The Sunny Side of Sixty
It’s Time
It’s time. I’s 63 years old and a lifelong writer. It seems I have written about every subject under the sun — but one. Myself.
I recently came upon a five-year diary I was given in grade school when I was about 10. It was four-by-five-inches in size with a gold lock and key. Each page had about six lines for each of the five years of that date. My diary entries lasted just a few months. I became frustrated when I ran out of lines just as I was getting going on my day and did not believe I should spill over into the next year’s lines. The thought of boldly filling the page without regard to the rules of a five-year diary must not have entered my mind. Anyway, I realized early on I’d rather write about other people than myself.

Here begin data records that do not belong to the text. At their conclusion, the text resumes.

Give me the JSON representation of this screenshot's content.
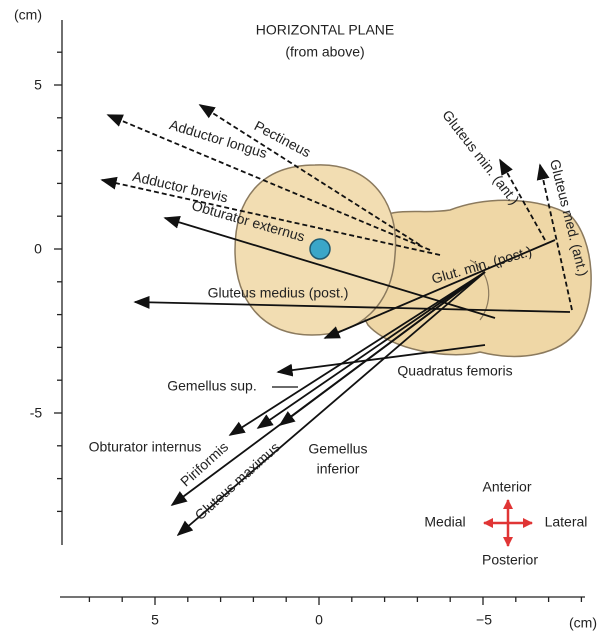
{
  "header": {
    "title": "HORIZONTAL PLANE",
    "subtitle": "(from above)"
  },
  "axes": {
    "y_unit": "(cm)",
    "x_unit": "(cm)",
    "y_ticks": [
      "5",
      "0",
      "-5"
    ],
    "x_ticks": [
      "5",
      "0",
      "−5"
    ]
  },
  "labels": {
    "adductor_longus": "Adductor longus",
    "pectineus": "Pectineus",
    "adductor_brevis": "Adductor brevis",
    "obturator_externus": "Obturator externus",
    "gluteus_min_ant": "Gluteus min. (ant.)",
    "gluteus_med_ant": "Gluteus med. (ant.)",
    "glut_min_post": "Glut. min. (post.)",
    "gluteus_medius_post": "Gluteus medius (post.)",
    "quadratus_femoris": "Quadratus femoris",
    "gemellus_sup": "Gemellus sup.",
    "obturator_internus": "Obturator internus",
    "gemellus_inferior": [
      "Gemellus",
      "inferior"
    ],
    "piriformis": "Piriformis",
    "gluteus_maximus": "Gluteus maximus"
  },
  "compass": {
    "anterior": "Anterior",
    "medial": "Medial",
    "lateral": "Lateral",
    "posterior": "Posterior"
  }
}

Contrast this with my husband, who has been freely filling page after page of journals since he was 13. He used blank books filled with lines. No rules for how much or how often to write. And he wrote about everything. I blush at some of it even now. However, 50 years later, those journals are a precious collection of memories that capture the life of an American boy growing up in the ’60s and ’70s. He continues with journal entires today, although those of recent decades are more sporadic and focus mostly on major events in our family.
It’s too late for me to do anything that sweeping. My best hope is to reflect on my life in my sixties. This is a strange time in my life, which I have had felt a nagging nudge to record. My total knee replacement in April has forced an acknowledgement of the aging process. Learning weeks later I was going to be a grandmother by year’s end brought another set of emotions I have not yet encountered.
My life has unfolded in a way that has allowed me the luxury of being in denial about growing older. Married at 32, babies at 37 and months shy of 42. While friends were sending kids to college, I was driving my youngest to elementary school. Today she is in college when friends are moving to retirement communities and attending the weddings of grandchildren.
A good hairdresser who has deftly covered my graying hair for decades, and a genetic disposition to a complexion sans wrinkles have also enabled this denial.
I’m facing it now. I am now in my sixties. It’s in front of me and I’m going to embrace it. I’m not upset or down. This is an adventure. Join me as I explore it.